…Его рыжие дети возились в коридоре с велосипедом. Пришлось перешагивать через спицы, через снятый руль. Колес было три… И почему-то сразу сообразилось – тандем. Краснощекие дети бывшего мужа ездят в паре, в затылок друг другу.
Вошла женщина в туго застегнутом халате. Она прошла мимо Марины, потрогала рукой подоконник, как будто у нее возникло сомнение, на месте ли он, не упал ли ненароком за окошко, мало ли что случается с этими современными подоконниками.
– Ну что? – спросил бывший муж. – Что случилось?
Тогда, когда он уходил, он сказал – по первому зову. Всегда. В любой ситуации… Она должна помнить… Деньги – это мура… Это безусловно… Он про другое. Про зов. Получилось, что не было ситуации. Получилось, что ей от него нужны были только деньги. Никогда никакого зова.
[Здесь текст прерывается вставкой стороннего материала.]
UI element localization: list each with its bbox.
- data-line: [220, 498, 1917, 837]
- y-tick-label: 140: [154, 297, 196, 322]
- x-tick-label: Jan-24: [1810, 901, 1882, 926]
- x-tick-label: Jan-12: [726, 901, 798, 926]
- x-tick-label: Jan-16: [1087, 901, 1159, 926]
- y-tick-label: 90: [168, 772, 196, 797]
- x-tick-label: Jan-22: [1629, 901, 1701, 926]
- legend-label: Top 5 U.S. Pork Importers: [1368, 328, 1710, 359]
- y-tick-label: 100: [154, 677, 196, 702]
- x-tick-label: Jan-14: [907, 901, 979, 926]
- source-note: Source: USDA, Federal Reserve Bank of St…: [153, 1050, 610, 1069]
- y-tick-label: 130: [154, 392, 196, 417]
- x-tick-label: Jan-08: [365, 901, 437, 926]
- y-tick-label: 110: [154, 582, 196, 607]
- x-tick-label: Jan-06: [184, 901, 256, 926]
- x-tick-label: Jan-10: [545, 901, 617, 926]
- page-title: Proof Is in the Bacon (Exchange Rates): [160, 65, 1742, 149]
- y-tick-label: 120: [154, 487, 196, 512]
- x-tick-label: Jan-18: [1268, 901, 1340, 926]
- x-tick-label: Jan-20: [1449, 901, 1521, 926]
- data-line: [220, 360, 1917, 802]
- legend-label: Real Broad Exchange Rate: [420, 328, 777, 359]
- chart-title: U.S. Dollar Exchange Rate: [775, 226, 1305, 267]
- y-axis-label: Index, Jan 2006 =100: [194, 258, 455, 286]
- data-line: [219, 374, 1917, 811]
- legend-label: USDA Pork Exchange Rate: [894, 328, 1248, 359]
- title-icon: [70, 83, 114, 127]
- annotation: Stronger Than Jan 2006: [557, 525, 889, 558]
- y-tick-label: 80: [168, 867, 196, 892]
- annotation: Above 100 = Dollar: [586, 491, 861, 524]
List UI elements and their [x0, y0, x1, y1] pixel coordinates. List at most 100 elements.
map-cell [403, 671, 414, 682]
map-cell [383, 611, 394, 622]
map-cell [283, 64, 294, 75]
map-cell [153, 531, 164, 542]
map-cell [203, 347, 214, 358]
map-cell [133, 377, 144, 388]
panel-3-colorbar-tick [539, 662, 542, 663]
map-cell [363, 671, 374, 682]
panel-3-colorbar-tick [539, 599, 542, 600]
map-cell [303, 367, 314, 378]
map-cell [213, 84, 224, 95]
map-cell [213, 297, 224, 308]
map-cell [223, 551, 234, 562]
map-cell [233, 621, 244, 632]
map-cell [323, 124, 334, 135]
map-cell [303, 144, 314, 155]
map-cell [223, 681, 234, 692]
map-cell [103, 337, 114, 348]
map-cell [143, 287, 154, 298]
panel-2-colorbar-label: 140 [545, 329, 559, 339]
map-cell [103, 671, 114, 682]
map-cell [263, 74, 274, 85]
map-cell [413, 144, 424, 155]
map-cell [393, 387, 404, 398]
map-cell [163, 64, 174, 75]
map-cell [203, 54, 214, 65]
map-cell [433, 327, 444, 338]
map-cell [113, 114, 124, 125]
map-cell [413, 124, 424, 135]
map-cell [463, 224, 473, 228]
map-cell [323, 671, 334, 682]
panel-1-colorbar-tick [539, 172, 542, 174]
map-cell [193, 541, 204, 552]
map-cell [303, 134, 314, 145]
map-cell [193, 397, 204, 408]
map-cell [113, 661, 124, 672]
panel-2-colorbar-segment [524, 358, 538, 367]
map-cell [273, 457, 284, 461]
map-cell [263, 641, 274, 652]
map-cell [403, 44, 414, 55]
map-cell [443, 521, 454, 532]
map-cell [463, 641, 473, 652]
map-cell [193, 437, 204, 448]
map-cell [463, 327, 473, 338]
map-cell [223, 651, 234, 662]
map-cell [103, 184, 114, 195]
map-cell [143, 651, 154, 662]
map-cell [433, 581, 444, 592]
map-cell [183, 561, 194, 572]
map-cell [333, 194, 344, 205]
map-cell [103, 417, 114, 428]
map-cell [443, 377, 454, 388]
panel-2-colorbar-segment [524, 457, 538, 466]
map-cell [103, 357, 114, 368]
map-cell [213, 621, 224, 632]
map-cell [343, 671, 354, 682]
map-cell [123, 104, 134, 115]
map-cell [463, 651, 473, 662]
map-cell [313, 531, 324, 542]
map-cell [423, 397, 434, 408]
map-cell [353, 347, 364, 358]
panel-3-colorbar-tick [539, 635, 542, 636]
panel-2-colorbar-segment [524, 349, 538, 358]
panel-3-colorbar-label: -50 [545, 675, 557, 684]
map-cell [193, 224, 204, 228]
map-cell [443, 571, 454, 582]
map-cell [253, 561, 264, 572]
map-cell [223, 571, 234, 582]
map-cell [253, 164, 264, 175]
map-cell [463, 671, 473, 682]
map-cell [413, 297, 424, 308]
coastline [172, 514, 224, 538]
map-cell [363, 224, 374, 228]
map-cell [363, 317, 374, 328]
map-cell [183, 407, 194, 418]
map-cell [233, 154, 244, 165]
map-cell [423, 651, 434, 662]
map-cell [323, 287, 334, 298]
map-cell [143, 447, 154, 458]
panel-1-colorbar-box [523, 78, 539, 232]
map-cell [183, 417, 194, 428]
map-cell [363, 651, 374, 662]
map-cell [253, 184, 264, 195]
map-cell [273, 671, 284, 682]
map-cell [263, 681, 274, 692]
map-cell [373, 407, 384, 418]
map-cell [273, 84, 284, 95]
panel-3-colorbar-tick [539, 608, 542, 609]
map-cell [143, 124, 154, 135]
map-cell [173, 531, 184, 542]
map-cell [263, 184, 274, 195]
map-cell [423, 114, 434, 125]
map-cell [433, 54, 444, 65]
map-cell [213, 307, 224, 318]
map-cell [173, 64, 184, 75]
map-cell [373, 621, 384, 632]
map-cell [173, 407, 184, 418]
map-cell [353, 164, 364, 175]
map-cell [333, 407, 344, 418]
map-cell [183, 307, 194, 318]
Один раз встретились, и он тогда похвастался здоровьем своих огненных мальчишек. Мишка же, умница, лишних вопросов не задавал. Знал: папа с мамой разошлись по-хорошему. Мало ли такого в жизни? Не приставал: «Хочу увидеть отца» – прочее. Сама сказала: «Посмотри, пожалуйства, это твой отец. На фотографии. Нравится?..» «Ничего…» «Узнаешь на улице?» «Ты же знаешь мои глаза». Вот-вот, плохое зрение в этом случае вроде бы даже было благом…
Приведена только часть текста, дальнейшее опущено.